We sailed along the eastern coast of Chios and then across the channel to Cesme where we entered the marina. It was almost empty because a new owner had just taken it over and was busy moving the floating docks. We went into the town an booked our ferry trip for the next day to Chios. Luckily this time we did not have to spend the night away. The ferry left at 9:30 and within a hour we were again in Greece after officially leaving Turkey after 88 days. On arrival we got a Greek stamp and set about looking around the island. Unfortunately we should have been here yesterday because the summer tour had just ended. We decided to take a municipal bus into the southern part of the island to see the house decorations at Pirgi. We had just one hour to walk around the town before we had to get back on the bus for the harbour and then a quick walk to the ferry for the return journey. We arrived and cleared customs along with about 50 other people and we entered Turkey again with a 90 day visa - more than enough time to sail to Marmaris and pack the boat away.
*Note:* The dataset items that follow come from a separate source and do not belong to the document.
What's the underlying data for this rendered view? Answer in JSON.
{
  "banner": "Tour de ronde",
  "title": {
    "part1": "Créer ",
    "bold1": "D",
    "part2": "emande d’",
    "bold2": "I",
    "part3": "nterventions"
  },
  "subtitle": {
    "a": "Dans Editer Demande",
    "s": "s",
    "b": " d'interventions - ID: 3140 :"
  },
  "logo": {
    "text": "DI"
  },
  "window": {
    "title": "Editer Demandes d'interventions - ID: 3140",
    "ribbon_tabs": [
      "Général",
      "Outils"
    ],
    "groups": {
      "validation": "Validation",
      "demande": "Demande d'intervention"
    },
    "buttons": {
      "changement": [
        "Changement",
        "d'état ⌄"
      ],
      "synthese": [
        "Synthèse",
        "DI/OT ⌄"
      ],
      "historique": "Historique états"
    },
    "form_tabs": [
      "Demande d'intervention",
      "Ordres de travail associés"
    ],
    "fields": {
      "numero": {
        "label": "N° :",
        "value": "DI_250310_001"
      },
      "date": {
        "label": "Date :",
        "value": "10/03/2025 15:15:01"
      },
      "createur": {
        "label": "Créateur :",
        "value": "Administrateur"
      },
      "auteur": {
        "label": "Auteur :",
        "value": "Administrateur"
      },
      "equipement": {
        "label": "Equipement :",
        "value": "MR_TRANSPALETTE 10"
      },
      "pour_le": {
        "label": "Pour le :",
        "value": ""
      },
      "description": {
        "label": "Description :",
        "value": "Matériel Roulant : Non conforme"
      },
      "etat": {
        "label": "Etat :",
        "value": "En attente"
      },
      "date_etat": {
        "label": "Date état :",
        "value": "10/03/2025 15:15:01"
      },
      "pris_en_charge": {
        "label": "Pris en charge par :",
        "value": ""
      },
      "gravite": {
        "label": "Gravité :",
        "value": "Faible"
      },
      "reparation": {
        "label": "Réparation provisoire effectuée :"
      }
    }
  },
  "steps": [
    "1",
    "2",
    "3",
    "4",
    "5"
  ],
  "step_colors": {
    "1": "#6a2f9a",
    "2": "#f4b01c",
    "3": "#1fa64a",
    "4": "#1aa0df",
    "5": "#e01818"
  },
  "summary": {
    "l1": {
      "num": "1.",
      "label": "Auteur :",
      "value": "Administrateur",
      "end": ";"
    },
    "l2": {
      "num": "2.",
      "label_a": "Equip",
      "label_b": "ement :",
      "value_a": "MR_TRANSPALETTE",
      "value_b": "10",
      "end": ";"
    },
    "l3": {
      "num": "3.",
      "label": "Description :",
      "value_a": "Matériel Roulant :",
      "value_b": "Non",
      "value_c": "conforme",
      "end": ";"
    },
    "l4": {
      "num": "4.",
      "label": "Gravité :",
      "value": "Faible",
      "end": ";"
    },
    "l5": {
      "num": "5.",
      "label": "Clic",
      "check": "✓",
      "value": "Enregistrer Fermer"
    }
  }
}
The next day we purchased some fresh food and set sail towards the Greek island along the Turkish coast. Unfortunately the wind started to blow from the south so we changed direction and dropped anchor in a small bay on the south east coast of Chios called Kamari. The water was crystal clear. I set a stern anchor to keep up into the swell and not to swing too much within the small bay.As usual we took the RIB ashore and had a walk to the next bay to take some photos.
We pulled up the anchor as the sun rose and set off to sail south through the Greek islands. As predicted by the forecast the wind was light and from the wrong direction - south.